FB TW PIN NWS

aurora borealis

aurora borealis

Kutup ışıkları ya da Kutup aurorası, Kutup bölgelerinde gökyüzünde görülen, yeryüzünün manyetik alanı ile Güneş'ten gelen yüklü parçacıkların etkileşimi sonucu ortaya çıkan doğal ışımalardır.

Kuzey enlemlerde bu etki Aurora Borealis ya da kuzey ışıkları olarak adlandırılır. Güney enlemlerindeki oluşum, Aurora Australis (güney kutup ışıkları), benzer özelliklere sahiptir. Ancak Antarktika’da, Güney Amerika’da ve Avustralya’da daha yüksek enlemlerden görülebilir.

Bu ışımalar, genellikle geceleri gözlemlenir, ağırlıklı olarak iyonosferde meydana gelir. Bu olgu yaygın olarak 60 ve 72 derece kuzey ve güney enlemleri arasında görünür, bu da arktik ve antarktik kutup dairelerinin içine düşer.




Aurora borealis'in görünme olasılığı, kuzey manyetik kutbuna yaklaştıkça artar. Manyetik kutbun yakınlarında oluşan auroralar tam 90 derece, ancak uzaktan kuzey ufkunu yeşilimsi bir parlaklıkla, bazen de güneş alışılmamış bir yönden doğuyormuş gibi soluk bir kırmızıyla aydınlatırlar. Aurora borealis sıklıkla gündönümlerinde oluşur.

Auroralar bütün yeryüzünden ve diğer gezegenlerde de gözlemlenebilir. Daha uzun süreli karanlık ve manyetik alan dolayısıyla, kutuplara yakınlaştıkça daha çok görünür olurlar.




Auroralar atmosferin üst katmanlarında, (80 km (50 mil) yükseklikten yukarısı), iyonize azot atomlarının elektron kazanması; ve uyarılmış (yüksek enerjili düzey) oksijen ve azot atomlarının temel enerji düzeyine dönmesi sonucu foton salınımı oluşmasıyla ortaya çıkar.
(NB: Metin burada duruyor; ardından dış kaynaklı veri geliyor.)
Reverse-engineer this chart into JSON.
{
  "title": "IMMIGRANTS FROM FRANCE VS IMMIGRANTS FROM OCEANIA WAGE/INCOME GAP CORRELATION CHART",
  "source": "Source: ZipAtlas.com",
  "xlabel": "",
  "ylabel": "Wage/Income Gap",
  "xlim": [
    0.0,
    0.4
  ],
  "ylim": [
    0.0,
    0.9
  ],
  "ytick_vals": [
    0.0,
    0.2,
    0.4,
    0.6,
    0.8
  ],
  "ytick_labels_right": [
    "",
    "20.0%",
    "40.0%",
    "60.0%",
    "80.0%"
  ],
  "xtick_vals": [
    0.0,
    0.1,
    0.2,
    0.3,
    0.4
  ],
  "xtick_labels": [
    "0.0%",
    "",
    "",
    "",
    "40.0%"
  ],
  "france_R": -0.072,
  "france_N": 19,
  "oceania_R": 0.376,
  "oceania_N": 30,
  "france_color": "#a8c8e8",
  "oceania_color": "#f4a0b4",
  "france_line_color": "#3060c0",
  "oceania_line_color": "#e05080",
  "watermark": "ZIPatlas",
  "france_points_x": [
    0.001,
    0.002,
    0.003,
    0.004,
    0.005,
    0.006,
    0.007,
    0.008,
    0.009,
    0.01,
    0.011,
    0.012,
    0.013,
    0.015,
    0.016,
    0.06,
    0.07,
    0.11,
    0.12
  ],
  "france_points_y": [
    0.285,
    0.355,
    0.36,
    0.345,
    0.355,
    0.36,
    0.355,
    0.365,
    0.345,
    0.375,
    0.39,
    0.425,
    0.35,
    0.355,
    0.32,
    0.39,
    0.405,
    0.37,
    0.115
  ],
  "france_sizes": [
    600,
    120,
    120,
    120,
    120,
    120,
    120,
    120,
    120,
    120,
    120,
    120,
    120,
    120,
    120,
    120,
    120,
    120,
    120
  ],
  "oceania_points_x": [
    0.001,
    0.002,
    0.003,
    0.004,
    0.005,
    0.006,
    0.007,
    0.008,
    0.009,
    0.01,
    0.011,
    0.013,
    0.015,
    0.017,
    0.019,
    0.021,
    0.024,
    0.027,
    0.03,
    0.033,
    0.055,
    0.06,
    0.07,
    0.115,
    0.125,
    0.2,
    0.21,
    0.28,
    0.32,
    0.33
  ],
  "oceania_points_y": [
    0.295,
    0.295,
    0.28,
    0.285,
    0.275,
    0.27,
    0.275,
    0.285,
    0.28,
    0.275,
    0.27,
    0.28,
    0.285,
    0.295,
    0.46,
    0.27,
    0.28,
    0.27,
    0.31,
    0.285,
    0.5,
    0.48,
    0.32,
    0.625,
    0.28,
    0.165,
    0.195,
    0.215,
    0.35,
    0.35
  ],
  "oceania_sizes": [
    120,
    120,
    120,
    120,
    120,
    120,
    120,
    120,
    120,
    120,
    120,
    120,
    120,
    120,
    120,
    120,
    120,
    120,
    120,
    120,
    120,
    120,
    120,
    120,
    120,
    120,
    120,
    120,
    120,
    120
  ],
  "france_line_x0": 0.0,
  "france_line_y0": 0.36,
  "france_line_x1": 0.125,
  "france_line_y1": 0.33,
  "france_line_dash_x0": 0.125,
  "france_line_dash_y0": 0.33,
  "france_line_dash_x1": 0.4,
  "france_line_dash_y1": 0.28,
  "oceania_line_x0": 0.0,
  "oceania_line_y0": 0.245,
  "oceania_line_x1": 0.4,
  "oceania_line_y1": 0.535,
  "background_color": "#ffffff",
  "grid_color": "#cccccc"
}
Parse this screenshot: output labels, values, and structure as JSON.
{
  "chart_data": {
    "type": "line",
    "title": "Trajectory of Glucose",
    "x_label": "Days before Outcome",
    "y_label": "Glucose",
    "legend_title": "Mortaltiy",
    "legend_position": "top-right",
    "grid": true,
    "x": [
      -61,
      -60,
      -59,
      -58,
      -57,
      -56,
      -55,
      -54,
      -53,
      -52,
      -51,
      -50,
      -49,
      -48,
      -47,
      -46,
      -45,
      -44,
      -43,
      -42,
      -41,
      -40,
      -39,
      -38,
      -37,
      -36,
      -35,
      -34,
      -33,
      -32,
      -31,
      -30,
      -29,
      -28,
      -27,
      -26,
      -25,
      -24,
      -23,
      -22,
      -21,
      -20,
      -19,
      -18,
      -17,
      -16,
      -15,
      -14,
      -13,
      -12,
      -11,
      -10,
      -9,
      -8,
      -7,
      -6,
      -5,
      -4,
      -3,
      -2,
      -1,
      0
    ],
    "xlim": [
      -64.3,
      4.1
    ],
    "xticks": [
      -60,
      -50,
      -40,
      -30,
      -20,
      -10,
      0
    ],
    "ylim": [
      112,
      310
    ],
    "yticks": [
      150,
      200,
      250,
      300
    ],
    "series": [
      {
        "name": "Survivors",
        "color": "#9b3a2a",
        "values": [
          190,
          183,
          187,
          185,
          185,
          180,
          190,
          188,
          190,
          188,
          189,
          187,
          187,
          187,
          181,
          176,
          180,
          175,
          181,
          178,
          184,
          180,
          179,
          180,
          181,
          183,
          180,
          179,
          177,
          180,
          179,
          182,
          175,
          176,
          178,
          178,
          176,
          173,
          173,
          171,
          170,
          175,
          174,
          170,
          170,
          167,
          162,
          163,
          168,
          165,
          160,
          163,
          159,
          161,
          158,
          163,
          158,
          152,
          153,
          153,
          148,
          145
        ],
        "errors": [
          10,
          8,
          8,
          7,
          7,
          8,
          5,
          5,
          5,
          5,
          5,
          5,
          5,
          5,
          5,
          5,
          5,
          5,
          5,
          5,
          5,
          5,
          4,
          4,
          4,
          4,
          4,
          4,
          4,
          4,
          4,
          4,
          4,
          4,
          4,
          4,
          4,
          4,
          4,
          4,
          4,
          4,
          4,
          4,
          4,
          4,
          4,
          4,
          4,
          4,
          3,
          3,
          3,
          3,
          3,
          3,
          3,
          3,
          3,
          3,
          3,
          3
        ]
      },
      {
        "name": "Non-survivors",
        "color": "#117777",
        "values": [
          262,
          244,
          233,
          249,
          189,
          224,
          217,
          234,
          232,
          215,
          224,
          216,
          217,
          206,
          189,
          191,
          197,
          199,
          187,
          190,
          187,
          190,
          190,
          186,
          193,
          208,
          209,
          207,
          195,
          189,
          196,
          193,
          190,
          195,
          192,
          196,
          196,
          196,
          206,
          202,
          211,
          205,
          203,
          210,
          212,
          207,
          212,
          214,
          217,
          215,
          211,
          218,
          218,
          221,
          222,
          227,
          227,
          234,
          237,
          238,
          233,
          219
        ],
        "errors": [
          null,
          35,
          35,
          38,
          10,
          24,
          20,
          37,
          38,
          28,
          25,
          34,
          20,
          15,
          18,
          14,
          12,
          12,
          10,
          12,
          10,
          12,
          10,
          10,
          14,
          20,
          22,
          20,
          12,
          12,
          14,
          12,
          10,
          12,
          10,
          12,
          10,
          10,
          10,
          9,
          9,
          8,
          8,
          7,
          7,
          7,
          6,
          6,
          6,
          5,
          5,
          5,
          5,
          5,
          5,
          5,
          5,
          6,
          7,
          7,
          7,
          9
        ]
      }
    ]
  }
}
Bunlar, solar rüzgâr partiküllerinin çarpışması ve yeryüzünün manyetik alan çizgileri boyunca hızlanmasıyla iyonize olmuşlardır. Bir ışık fotonunun emisyonu ya da başka bir atom ya da molekülle çarpışması sonucu yüksek enerji düzeyi düşer:

oksijen emisyonları
Yeşil ya da kahverengimsi kırmızı, yutulan enerjinin niceliğine bağlı olarak.
nitrojen emisyonları
Mavi ya da kırmızı. Mavi, eğer atom iyonize olduktan sonra yeniden elektron kazanırsa. Kırmızı, eğer yüksek enerji düzeyinden temel düzeye geri dönüyorsa.
Oksijenin temel düzeye geri dönmesi, pek alışılmış değildir. Yeşil ışık yayması bir saniyenin dörtte üçü, kırmızı ışık yayması iki dakikaya kadar bir süre alır. Başka bir atom ya da molekülle çarpışmalar yüksek enerjisini emecek, ve emisyonu engelleyecektir. Atmosferin en üstünde hem yüksek oranda oksijen bulunur, hem de bu tür çarpışmalar o kadar seyrektir ki, oksijene kırmızı yaymak için süre kalır. Giderek atmosferden aşağıya indikçe, çarpışmalar sıklaşır, böylece kırmızı emisyon oluşmasına süre kalmaz, ve sonunda yeşil ışık emisyonu da engellenir.

İşte, yüksekliğe bağlı olarak renklerin değişmesinin nedeni budur; yükseklerde oksijen kırmızısı ağır basarken, sonra oksijen yeşili ve sonunda çarpışmalar oksijenin herhangi bir şey yaymasını engellediğinde nitrojen mavi/kırmızısı egemen olur. Yeşil tüm auroraların en yaygınıdır, ardından pembe, (açık yeşil ve kırmızı karışımı), saf kırmızı izler, sarı ( kırmızı ve yeşil karışımı), ve son olarak saf mavi.

Auroralar güneşten sürekli dışarıya doğru iyon akışı olan solar rüzgârlarla ilişkilendirilmektedir. Yeryüzünün manyetik alanı, çoğu kutuplara yol alan, ve orada yeryüzüne doğru hızlanacak olan doğru bu partikülleri yakalar. Bu iyonlar ve atmosferik atomlar ve moleküller arasındaki çarpışmalar, kutup çevresinde büyük daireler şeklinde görünen aurora formunda enerji salınımına neden olurlar. Auroralar, koronal kütle enjeksiyonlarının, solar rüzgârın yoğunluğunu arttırdığı solar döngünün yoğun fazı sırasında, daha sık ve parlaktır.